Hospital Size Strongly Associated with Higher Infection Rates, to a Point
Though hospitals have successfully reduced the rate of hospital-acquired conditions (HACs) since the introduction of the ACA and associated penalty programs, progress has slowed in recent years and some infection rates have increased. Nearly 250,000 patients experience one or more HACs each year, and the CDC estimates about 23,000 cases prove fatal. Given the scope of the problem, it could be useful to identify the types of hospitals that have the most trouble preventing and controlling hospital-associated infections (HAIs). According to an analysis of Definitive Healthcare data, higher infection rates are generally associated with larger hospital size and a few other clinical factors, but the trend is reversed among the worst performers.
Most hospitals report HAIs through CMS’ HAC Reduction Program, which penalizes hospitals in the 75th percentile or higher for infections and other preventable patient injuries. For infection measures of the program, hospitals are graded by the standardized infection ratio (SIR), which compares a hospital’s actual number of cases to a predicted volume that adjusts for risk and other factors.

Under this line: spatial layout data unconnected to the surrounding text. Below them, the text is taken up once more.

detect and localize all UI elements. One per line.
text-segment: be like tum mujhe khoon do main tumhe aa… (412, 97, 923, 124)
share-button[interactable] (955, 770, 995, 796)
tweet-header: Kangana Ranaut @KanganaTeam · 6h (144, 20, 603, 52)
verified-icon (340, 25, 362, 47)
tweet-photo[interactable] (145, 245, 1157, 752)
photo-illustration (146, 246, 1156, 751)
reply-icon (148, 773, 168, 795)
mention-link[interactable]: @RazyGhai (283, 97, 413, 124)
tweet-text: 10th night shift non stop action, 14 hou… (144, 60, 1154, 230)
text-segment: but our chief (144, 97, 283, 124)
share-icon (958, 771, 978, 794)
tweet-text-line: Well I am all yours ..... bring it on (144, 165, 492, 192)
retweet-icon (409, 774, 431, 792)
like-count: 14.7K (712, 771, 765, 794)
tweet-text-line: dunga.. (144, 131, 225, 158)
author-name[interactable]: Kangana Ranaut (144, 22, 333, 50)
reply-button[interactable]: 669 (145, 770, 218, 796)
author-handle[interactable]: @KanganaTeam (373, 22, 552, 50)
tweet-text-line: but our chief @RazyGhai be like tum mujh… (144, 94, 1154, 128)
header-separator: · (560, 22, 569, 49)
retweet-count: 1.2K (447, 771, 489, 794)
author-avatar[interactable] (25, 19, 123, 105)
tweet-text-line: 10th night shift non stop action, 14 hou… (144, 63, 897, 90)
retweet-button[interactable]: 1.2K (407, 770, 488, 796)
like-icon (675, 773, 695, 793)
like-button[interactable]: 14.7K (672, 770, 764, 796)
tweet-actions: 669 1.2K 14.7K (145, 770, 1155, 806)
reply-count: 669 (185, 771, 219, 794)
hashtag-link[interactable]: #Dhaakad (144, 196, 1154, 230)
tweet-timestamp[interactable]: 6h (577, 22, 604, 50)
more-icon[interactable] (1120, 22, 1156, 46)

A ratio of one indicates that the hospital experienced the predicted number of infection cases, with excessive cases creating a ratio over one and vice versa.
The SIR is designed so a wide variety of hospitals can be compared, but the data show that many of the factors accounted for in the risk-adjustment still correlate with worse infection rates. The greatest example is facility size, as a hospital with more staffed beds will be more likely to facilitate the spread of infectious diseases between patients. When grouping hospital SIRs into quartiles for each infection measure, the third quartile consistently has the highest number of discharges and staffed beds, while the second has more than the first, as seen in the chart below. Given that the trend is visible in all types of HAIs examined, it seems likely that the current adjustment for hospital size is not strong enough, especially as existing research has also suggested a link between patient volume and HAI prevalence. However, other explanations could include inadequate staffing at larger hospitals or another factor not included in the available data.
The trend can be found in other factors, though not as strongly. Of these, case mix is the most prominent, and the analysis is consistent with existing studies and research that have found a significant correlation between case mix and worse HAC Reduction Program scores. A higher case mix is associated with a worse SIR for some measures but not others. The median case mix difference for C Diff between the first and third quartiles 0.22, while that for MRSA is 0.05. However, for MRSA, the case mix for the fourth quartile is lower than that of the first, contrary to the trend. The reason for the discrepancy is not immediately clear, and would require a stronger analysis of the connection between case mix and individual infections. Other weaker correlations include the rate of existing complicating conditions and the Medicaid payer mix, which vary only by a few percentage points among quartiles.
The fact that the median fourth-quartile hospital is smaller and has a lower case mix than other facilities with superior performance is counter-intuitive, but not surprising. Infection control is a difficult process that often requires a time-consuming and thorough decontamination of rooms, equipment, and often any hospital area frequented by patients. Providers, too, must adhere to strict infection control protocols to limit HAIs. If the hospitals in the fourth quartile fail in this regard, then the smaller size may be less significant of a positive factor, compared to a larger facility with a stronger program. It’s also possible that the smaller size of the fourth-quartile hospitals indicates a relative shortage of resources or providers, which could contribute to a higher infection rate.
Some observers have portrayed the future of infection control as somewhat bleak, given the growth of antibiotic-resistant bacteria. In addition, an outbreak of MRSA at a California hospital in early 2017 despite adherence to a widely accepted infection control protocol has reignited the debate over the best methods of preventing HAIs. However, the data suggests that a significant number of hospitals still have room to improve, even if the decline in HAIs at most facilities has stalled. Existing drugs and protocols can still serve these hospitals well if properly exercised.